Los Angeles’ ethics watchdog has quietly rewritten election guidelines simply weeks earlier than a June 2 major – handing an electoral benefit to the official tasked with auditing how town spends its billions.
The Los Angeles Metropolis Ethics Fee scrapped a long-standing requirement that candidates should take part in public debates to unlock taxpayer-funded marketing campaign money – a transfer that can ship Metropolis Controller Kenneth Mejia, a radical Inexperienced Social gathering incumbent and town’s prime monetary watchdog, entry to $500,000.
“It’s probably the most outrageous factor I’ve ever seen in my profession,” mentioned longtime political marketing consultant Rick Taylor, who represents Mejia’s challenger, Zach Sokoloff.
“I name it the ‘unethical division’ as a result of I’ve by no means seen something like this.”
Underneath Los Angeles’ earlier public financing guidelines, candidates might obtain $6 in taxpayer funds for each $1 they elevate privately offered they participated in a public debate with their opponent.
This can equate to about $504,000 within the controller’s race alone.
Town is predicted handy out as a lot as $15 million through the primaries.
The rule change follows Sokoloff’s choice to decide out of each debates and taxpayer funding – a transfer that, underneath the outdated system, would have blocked Mejia from accessing public money or collaborating in a debate.
However weeks after Sokoloff’s group formally notified the Metropolis Legal professional and Ethics Fee of that call, they are saying officers as an alternative rewrote the foundations.
“They didn’t reply. They only modified the foundations,” Taylor mentioned.
Underneath the revised pointers, campaigns can now host their very own city hall-style occasions as an alternative of collaborating in formal debates to qualify for matching funds — opening the door for Mejia to faucet taxpayer {dollars} that had been beforehand out of attain.

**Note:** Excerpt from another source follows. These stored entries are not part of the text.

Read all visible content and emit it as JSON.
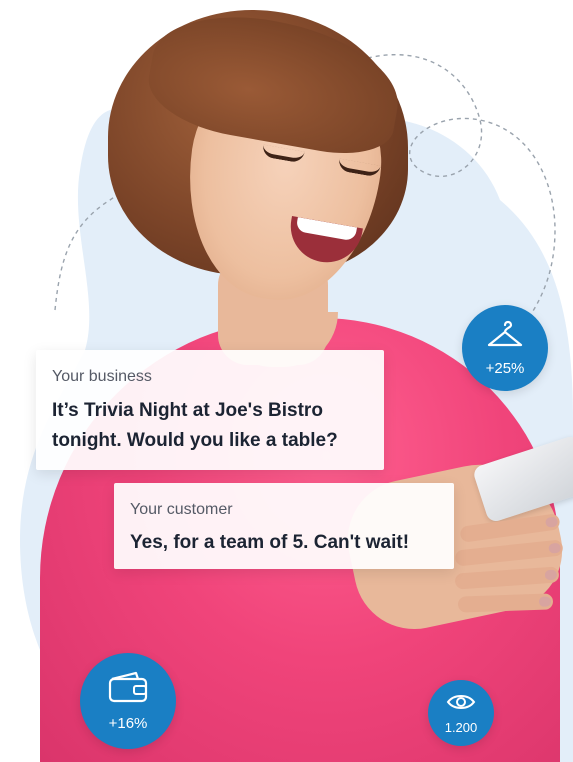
{
  "conversation": {
    "business": {
      "label": "Your business",
      "message_line1": "It’s Trivia Night at Joe's Bistro",
      "message_line2": "tonight. Would you like a table?"
    },
    "customer": {
      "label": "Your customer",
      "message": "Yes, for a team of 5. Can't wait!"
    }
  },
  "badges": [
    {
      "icon": "hanger-icon",
      "value": "+25%"
    },
    {
      "icon": "wallet-icon",
      "value": "+16%"
    },
    {
      "icon": "eye-icon",
      "value": "1.200"
    }
  ],
  "colors": {
    "badge": "#1a7fc4",
    "blob": "#e3eef9",
    "sweater": "#f0447a",
    "text_dark": "#1c2433",
    "text_muted": "#555a66"
  }
}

Mejia, who earns $274,000 a yr overseeing metropolis funds, has constructed his political model as a watchdog — ceaselessly criticizing LAPD spending and pushing for packages like assured earnings and housing.
However his report has come underneath hearth.
That spending has drawn intense scrutiny.
At the very least $2.6 billion in taxpayer money has gone towards shopping for and renovating inns, motels and dorms for the unhoused since 2020 – together with items costing as much as $1.5 million per room.
He has produced simply 11 audits in three years, in comparison with 108 accomplished by his predecessor, Ron Galperin.
Whereas one in all his highest-profile evaluations focused LAPD’s $46 million helicopter program, critics observe he has not audited the billions flowing into homelessness packages.
The funding consists of roughly $1.3 billion from Governor Gavin Newsom’s Homekey program, matched by one other $1.3 billion from Los Angeles metropolis and county sources.
Mejia additionally pledged to audit Mayor Karen Bass’ “Inside Protected” homelessness initiative – however almost three years later, that evaluate has but to materialize.
In the meantime, a whole lot of tens of millions in unpaid hashish taxes stay excellent, in accordance with the marketing campaign, and solely about 5 of town’s roughly 40 departments have been audited throughout Mejia’s tenure.
“The individuals of Los Angeles are bearing the fee,” Sokoloff mentioned.
The Put up reached out to Mejia’s marketing campaign and the Metropolis Ethics Fee for remark.